HAMR looks very promising. Current disk technology is hitting the wall in terms of data density. At room temperature it takes a lot of energy to flip the magnetic bits on disk, which limits how small you can make an individual bit. The magnetic field from the head creates a large smear of magnetism across the platter. If you heat the magnetic particles on the platter, however, it takes a lot less energy to flip the magnetic bits, so you can make them much smaller. The idea is to use a laser mounted on the drive head to heat a tiny spot on the platter, then write a bit, then let it cool. And all that has to happen in less than a nanosecond. Very nifty stuff. Coming soon, in theory.
Many of the attendees called themselves “archivists.” These people have a VERY long view of data preservation—like hundreds of years. Many of the presenters were fixated on developing media that can last for hundreds of years, but I think that’s barking up the wrong tree. Even if you can make a recording medium today that will last hundreds of years, a hundred years from now the players originally used to write that medium will be on a trash heap somewhere.
I think the key to reliable long-term archival storage is to store many copies of the data and to check each copy regularly to fix any errors that randomly creep in. Rather than trying to find a medium that will last 100 years, use whatever technology that’s available at the time like standard spinning magnetic disks, and be prepared to migrate the data to new media as they become available.
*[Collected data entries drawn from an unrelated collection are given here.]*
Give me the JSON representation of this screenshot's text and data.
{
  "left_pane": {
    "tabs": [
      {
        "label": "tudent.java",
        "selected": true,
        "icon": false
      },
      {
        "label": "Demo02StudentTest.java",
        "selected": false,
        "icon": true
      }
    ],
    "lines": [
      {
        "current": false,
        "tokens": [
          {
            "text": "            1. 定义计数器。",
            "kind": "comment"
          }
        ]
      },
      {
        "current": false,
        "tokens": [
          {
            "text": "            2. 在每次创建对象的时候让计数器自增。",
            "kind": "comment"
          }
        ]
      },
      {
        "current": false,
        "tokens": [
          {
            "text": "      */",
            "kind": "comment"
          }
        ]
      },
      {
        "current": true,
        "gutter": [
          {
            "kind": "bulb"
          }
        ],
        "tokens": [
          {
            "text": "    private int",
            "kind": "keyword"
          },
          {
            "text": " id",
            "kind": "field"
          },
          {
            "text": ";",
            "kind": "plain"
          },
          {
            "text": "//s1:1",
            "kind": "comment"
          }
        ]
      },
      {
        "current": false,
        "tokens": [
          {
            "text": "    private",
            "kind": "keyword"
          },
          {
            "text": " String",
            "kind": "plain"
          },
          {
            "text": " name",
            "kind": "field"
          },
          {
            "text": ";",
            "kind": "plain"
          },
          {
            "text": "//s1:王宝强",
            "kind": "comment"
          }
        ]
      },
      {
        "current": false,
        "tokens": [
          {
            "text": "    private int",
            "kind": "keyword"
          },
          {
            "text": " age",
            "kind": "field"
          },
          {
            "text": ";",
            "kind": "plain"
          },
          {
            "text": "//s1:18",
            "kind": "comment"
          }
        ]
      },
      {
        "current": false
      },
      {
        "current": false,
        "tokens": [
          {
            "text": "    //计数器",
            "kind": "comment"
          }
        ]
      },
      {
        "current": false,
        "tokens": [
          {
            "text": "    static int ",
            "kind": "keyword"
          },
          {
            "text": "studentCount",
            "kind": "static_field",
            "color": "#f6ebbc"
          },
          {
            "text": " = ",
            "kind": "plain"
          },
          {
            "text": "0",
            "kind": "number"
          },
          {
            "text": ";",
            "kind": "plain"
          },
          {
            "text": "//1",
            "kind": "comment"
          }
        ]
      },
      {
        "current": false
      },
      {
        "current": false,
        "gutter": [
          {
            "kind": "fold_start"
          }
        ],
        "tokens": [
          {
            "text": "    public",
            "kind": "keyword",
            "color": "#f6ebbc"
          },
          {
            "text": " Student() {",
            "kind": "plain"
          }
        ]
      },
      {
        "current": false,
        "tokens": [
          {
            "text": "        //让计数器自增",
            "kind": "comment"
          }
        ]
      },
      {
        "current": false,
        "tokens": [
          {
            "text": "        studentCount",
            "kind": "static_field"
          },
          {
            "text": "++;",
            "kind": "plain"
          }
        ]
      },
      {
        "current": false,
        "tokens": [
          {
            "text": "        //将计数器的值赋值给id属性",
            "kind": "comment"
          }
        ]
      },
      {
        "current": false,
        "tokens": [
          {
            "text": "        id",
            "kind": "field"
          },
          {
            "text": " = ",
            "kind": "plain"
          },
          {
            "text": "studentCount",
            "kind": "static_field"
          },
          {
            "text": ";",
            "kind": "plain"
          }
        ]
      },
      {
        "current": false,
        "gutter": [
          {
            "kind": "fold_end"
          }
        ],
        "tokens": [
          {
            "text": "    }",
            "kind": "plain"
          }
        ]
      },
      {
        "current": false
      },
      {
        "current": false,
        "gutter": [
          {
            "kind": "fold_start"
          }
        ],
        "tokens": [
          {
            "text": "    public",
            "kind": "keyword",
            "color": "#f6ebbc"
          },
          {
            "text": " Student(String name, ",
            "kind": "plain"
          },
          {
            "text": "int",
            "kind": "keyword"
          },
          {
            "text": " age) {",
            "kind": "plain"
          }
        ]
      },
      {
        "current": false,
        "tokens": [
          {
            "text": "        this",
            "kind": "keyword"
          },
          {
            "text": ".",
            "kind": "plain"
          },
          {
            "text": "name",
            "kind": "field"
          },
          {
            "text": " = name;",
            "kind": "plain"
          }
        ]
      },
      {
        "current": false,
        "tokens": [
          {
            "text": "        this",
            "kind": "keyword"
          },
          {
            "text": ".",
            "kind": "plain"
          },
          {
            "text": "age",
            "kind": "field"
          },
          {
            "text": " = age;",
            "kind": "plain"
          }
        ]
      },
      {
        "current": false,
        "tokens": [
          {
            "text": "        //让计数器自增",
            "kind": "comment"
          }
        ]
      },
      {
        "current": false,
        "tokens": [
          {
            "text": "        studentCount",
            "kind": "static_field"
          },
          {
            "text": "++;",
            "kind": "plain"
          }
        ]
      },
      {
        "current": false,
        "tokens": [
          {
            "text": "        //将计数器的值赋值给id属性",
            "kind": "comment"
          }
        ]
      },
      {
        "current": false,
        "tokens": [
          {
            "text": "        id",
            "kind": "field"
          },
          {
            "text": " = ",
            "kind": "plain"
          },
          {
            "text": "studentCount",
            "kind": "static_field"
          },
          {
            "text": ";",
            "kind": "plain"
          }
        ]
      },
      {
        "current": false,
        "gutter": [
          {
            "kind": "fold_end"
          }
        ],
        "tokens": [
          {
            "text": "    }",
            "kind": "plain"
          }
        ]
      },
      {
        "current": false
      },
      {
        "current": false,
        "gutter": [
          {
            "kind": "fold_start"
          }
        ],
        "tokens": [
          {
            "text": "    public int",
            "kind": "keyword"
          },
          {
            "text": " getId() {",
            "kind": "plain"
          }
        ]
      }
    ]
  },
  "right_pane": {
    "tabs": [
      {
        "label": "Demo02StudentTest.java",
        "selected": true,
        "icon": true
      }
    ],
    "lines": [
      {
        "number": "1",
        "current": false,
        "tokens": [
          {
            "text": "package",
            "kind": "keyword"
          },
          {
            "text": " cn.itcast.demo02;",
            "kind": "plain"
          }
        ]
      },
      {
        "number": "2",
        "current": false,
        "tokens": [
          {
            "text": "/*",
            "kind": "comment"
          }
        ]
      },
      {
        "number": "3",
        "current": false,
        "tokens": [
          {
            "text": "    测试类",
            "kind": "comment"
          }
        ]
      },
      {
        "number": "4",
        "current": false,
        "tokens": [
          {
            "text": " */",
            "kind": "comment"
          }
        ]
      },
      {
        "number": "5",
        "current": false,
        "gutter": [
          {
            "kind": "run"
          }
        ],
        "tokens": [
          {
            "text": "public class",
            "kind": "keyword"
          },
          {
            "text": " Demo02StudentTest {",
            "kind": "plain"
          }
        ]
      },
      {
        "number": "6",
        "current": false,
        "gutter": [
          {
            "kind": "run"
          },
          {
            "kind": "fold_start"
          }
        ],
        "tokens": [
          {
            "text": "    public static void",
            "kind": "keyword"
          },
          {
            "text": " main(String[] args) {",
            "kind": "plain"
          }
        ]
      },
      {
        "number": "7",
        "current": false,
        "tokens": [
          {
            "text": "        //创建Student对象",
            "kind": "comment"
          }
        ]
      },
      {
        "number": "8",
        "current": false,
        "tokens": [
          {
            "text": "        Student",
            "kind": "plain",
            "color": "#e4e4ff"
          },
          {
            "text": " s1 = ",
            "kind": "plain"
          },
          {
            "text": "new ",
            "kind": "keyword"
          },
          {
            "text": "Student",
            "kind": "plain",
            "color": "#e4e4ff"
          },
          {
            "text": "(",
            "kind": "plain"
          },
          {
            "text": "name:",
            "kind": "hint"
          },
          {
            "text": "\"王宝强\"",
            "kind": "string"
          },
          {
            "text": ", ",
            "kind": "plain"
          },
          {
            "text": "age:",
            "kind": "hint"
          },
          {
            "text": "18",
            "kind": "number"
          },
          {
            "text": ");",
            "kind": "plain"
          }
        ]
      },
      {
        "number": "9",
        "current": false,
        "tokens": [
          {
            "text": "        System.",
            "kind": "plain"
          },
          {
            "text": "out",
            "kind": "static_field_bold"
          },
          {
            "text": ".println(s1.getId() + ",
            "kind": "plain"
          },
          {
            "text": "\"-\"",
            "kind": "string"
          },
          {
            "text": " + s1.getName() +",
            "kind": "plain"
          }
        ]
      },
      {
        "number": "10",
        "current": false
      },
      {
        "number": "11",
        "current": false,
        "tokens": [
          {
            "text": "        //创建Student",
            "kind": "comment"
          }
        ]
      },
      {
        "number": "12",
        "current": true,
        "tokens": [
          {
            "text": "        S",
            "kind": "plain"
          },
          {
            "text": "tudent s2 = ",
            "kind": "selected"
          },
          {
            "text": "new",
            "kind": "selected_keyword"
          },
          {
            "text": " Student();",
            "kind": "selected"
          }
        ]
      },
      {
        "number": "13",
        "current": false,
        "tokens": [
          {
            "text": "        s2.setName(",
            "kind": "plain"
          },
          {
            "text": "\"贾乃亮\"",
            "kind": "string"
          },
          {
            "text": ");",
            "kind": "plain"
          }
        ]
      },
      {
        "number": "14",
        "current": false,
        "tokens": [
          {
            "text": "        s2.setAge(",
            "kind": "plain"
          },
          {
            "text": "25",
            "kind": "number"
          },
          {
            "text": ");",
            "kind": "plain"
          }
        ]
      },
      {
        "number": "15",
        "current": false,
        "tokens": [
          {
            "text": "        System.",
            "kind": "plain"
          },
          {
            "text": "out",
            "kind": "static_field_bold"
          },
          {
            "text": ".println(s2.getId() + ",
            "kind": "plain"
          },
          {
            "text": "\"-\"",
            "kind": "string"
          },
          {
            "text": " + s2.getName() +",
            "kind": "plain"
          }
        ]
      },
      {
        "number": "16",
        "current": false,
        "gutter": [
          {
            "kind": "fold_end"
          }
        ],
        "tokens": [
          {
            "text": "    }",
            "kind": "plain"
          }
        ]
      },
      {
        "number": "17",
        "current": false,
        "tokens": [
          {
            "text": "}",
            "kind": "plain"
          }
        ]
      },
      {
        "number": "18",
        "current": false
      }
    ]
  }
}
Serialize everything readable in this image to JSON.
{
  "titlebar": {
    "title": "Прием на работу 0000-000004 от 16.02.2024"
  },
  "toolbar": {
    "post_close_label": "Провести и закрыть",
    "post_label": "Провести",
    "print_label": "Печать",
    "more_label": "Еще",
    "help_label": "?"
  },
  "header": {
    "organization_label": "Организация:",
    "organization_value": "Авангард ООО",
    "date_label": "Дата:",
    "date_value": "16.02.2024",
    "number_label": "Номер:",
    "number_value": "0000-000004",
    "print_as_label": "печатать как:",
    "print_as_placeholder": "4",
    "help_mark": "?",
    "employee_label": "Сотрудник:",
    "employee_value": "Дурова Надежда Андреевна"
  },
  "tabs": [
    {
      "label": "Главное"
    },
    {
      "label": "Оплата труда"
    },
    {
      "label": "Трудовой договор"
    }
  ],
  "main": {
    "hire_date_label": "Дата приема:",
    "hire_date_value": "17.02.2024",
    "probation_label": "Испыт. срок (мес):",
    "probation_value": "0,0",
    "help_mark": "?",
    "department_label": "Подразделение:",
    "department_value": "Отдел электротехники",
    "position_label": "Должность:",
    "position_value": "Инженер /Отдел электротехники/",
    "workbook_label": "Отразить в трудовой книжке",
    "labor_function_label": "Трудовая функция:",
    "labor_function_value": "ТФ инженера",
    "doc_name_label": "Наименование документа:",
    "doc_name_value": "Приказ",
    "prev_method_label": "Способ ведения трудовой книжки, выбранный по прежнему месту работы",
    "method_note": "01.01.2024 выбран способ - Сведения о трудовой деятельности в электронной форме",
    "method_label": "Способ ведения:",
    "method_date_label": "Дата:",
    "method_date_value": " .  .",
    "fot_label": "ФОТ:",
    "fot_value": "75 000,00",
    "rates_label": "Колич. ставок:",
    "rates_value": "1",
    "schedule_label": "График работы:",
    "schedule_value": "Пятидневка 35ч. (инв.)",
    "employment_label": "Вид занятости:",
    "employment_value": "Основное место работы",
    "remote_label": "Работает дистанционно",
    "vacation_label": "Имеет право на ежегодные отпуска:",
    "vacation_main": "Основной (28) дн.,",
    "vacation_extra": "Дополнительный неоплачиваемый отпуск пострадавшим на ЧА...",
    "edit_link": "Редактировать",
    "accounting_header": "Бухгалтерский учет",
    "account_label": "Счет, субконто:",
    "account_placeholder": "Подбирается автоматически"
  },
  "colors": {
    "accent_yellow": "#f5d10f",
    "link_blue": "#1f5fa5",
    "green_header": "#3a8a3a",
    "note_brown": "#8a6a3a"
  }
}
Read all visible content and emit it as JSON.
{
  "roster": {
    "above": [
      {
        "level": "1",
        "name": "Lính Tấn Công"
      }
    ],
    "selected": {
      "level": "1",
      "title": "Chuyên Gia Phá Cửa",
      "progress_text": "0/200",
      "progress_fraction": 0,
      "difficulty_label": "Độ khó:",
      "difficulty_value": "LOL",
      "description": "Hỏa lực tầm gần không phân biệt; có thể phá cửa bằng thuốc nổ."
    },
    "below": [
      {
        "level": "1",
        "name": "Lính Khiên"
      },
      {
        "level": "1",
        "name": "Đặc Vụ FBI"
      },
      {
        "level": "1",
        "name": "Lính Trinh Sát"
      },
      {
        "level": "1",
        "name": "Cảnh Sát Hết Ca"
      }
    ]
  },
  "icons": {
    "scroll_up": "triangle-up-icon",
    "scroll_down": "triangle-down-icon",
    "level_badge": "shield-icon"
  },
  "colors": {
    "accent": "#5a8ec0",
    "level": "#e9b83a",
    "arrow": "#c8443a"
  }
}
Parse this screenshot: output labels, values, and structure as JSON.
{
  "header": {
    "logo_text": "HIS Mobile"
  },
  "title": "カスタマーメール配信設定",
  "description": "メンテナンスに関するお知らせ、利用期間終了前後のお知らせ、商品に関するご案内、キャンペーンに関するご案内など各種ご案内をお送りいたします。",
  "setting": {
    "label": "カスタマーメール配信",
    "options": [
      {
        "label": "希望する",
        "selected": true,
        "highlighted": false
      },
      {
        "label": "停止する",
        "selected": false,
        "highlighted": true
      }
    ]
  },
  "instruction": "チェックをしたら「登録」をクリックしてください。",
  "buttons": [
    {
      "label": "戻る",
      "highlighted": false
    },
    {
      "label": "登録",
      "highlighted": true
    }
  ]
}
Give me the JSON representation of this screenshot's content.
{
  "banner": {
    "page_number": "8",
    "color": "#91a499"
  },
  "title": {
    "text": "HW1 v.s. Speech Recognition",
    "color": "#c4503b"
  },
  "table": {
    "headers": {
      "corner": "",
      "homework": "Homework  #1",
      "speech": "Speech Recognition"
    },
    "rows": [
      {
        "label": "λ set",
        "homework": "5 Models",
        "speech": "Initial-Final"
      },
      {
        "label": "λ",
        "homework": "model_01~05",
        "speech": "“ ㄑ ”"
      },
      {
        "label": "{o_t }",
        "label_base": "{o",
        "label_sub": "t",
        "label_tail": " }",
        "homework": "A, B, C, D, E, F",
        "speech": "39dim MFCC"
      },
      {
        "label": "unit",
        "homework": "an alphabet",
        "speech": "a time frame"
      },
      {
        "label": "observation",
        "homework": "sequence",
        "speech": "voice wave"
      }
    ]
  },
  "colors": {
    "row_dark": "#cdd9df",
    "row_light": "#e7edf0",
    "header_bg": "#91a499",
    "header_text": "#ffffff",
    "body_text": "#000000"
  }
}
If you gave Wasabi some data to store for 100 years, we could keep it at a single location with 11 nines of durability. Even better, we could replicate it to two data centers on different sides of the country to protect against natural disasters. Hard drives will wear out after five or six years, but it’s our responsibility to migrate customer data to new drives and decommission the old ones. We also verify the integrity of each copy every 90 days.
Until now, archivists have preserved digital data using “cold storage” solutions—tapes or very slow clouds like Amazon Glacier. In general for the past several decades, “hot” storage was fast and expensive, and “cold” storage was slow and cheap. I think that distinction is going away and there won’t be much need for “cold” storage going forward. With today’s technology and the promised economies of new technologies like HAMR, hot storage won’t cost any more than cold storage. So why would you need it? Cold storage devices like robotic LTO tape libraries and “cold” cloud storage products like Glacier will have very limited use.
Storage will become a commodity like electricity: one-size-fits-all, cheap, fast, super-secure, and available everywhere you have an internet connection.